Gdzieś ten głupi text już widziałem... autor to nikt inny jak pisowski propagandysta..... polexit/wet czy też inna mama Karolci/
Przy okazji, warto dziś zapytać, zwłaszcza te libko-marudy tam wyżej od marudzenia w/s protestów i im podobnych - a gdzie się schował Tusk? Proszę spojrzeć, jak się ustawił rząd: pan premier nagle zniknął, tak jak wcześniej pan minister Kosiniak-Kamysz. Na pierwszą linię wystawili pana ministra "Nic nie mogę" Siekierskiego. Generalnie strategia jest taka, żeby nawała przeszła jakoś bokiem i żeby udawać, że to jest spór rolników z nieokreśloną "Brukselą", a stanowisko Warszawy jest bez znaczenia. Otóż jest jak najbardziej. I to nikt inny jak styropianowy reżim anty-polski odpowiada za obecny kryzys. Wydają miliardy na zbrojenia i wsparcie obcej junty brunatnej oraz przemysłu zbrojeniowego za oceanem, ale o Polakach i naszych żołądkach nie pamiętają. Dość tego! #PrawdaWasWyzwoli; 🖤🚩
Moja firma sprowadza i będzie sprowadzać towary z Ukrainy, również te od rolników czy sadowników. Jedynym warunkiem jest to, że pochodzą od Polaków mieszkających i prowadzących gospodarstwa w Ukrainie.
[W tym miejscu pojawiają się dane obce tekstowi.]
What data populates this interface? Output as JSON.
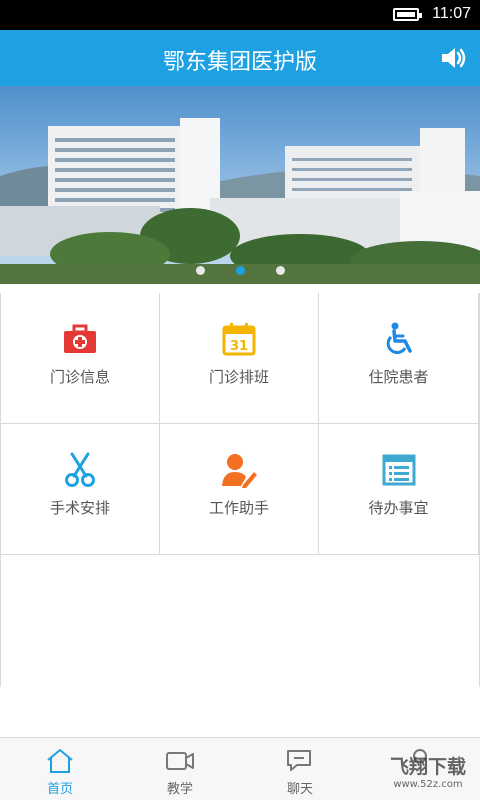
{
  "status_bar": {
    "time": "11:07"
  },
  "header": {
    "title": "鄂东集团医护版"
  },
  "banner": {
    "slides": 3,
    "active_index": 1
  },
  "menu": [
    {
      "label": "门诊信息",
      "icon": "first-aid-kit-icon",
      "color": "#e53935"
    },
    {
      "label": "门诊排班",
      "icon": "calendar-icon",
      "color": "#f4b400"
    },
    {
      "label": "住院患者",
      "icon": "wheelchair-icon",
      "color": "#1e88e5"
    },
    {
      "label": "手术安排",
      "icon": "scissors-icon",
      "color": "#1da1e2"
    },
    {
      "label": "工作助手",
      "icon": "user-edit-icon",
      "color": "#f36f21"
    },
    {
      "label": "待办事宜",
      "icon": "list-icon",
      "color": "#3fa9d1"
    }
  ],
  "tabs": [
    {
      "label": "首页",
      "icon": "home-icon",
      "active": true
    },
    {
      "label": "教学",
      "icon": "video-camera-icon",
      "active": false
    },
    {
      "label": "聊天",
      "icon": "chat-icon",
      "active": false
    },
    {
      "label": "",
      "icon": "user-icon",
      "active": false
    }
  ],
  "watermark": {
    "text": "飞翔下载",
    "sub": "www.52z.com"
  },
  "accent_color": "#1da1e2"
}
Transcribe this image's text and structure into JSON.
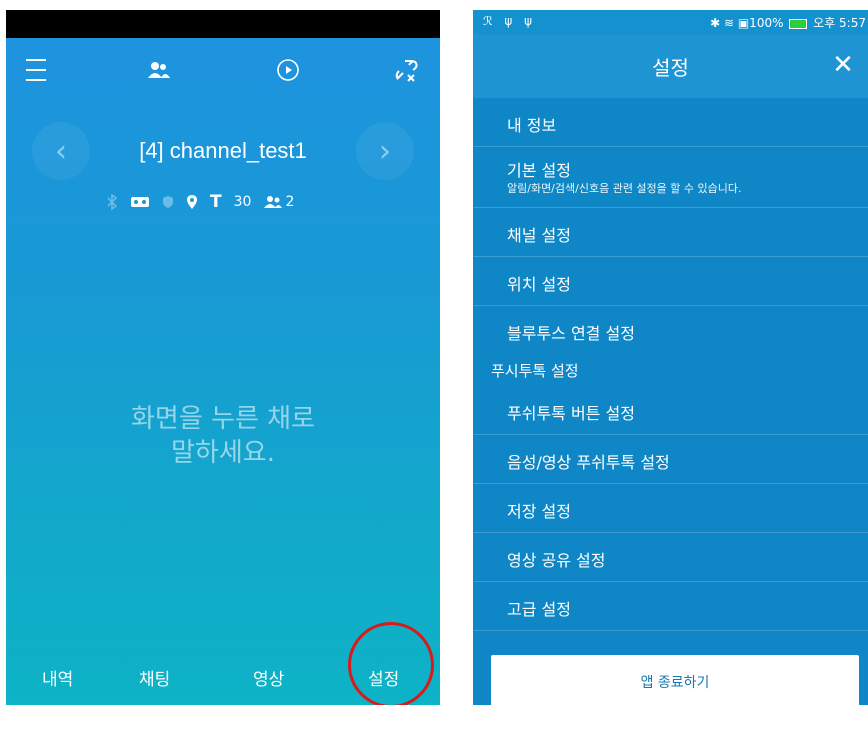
{
  "left": {
    "channel": "[4] channel_test1",
    "status": {
      "t_label": "T",
      "t_value": "30",
      "members": "2"
    },
    "prompt_line1": "화면을 누른 채로",
    "prompt_line2": "말하세요.",
    "tabs": [
      "내역",
      "채팅",
      "영상",
      "설정"
    ]
  },
  "right": {
    "statusbar": {
      "left": "ℛ ψ ψ",
      "right_pre": "✱ ≋ ▣100%",
      "right_post": "오후 5:57"
    },
    "title": "설정",
    "menu": [
      {
        "label": "내 정보"
      },
      {
        "label": "기본 설정",
        "sub": "알림/화면/검색/신호음 관련 설정을 할 수 있습니다."
      },
      {
        "label": "채널 설정"
      },
      {
        "label": "위치 설정"
      },
      {
        "label": "블루투스 연결 설정"
      }
    ],
    "section": "푸시투톡 설정",
    "menu2": [
      {
        "label": "푸쉬투톡 버튼 설정"
      },
      {
        "label": "음성/영상 푸쉬투톡 설정"
      },
      {
        "label": "저장 설정"
      },
      {
        "label": "영상 공유 설정"
      },
      {
        "label": "고급 설정"
      }
    ],
    "exit": "앱 종료하기"
  }
}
Skąd dostałeś ten elaborat z kc pis?
Murem za rolnikami!! Nie dajcie się złamać i kupić za parę euro.....
Z tego co czytałem protest rolników popierają prawie wszyscy z Rządem włącznie. Kto mi wytłumaczy, jak blokowanie dróg w Polsce i ograniczanie swobody poruszania się obywatelom Polski, ma zaszkodzić unijnym urzędnikom, do których ten protest jest adresowany?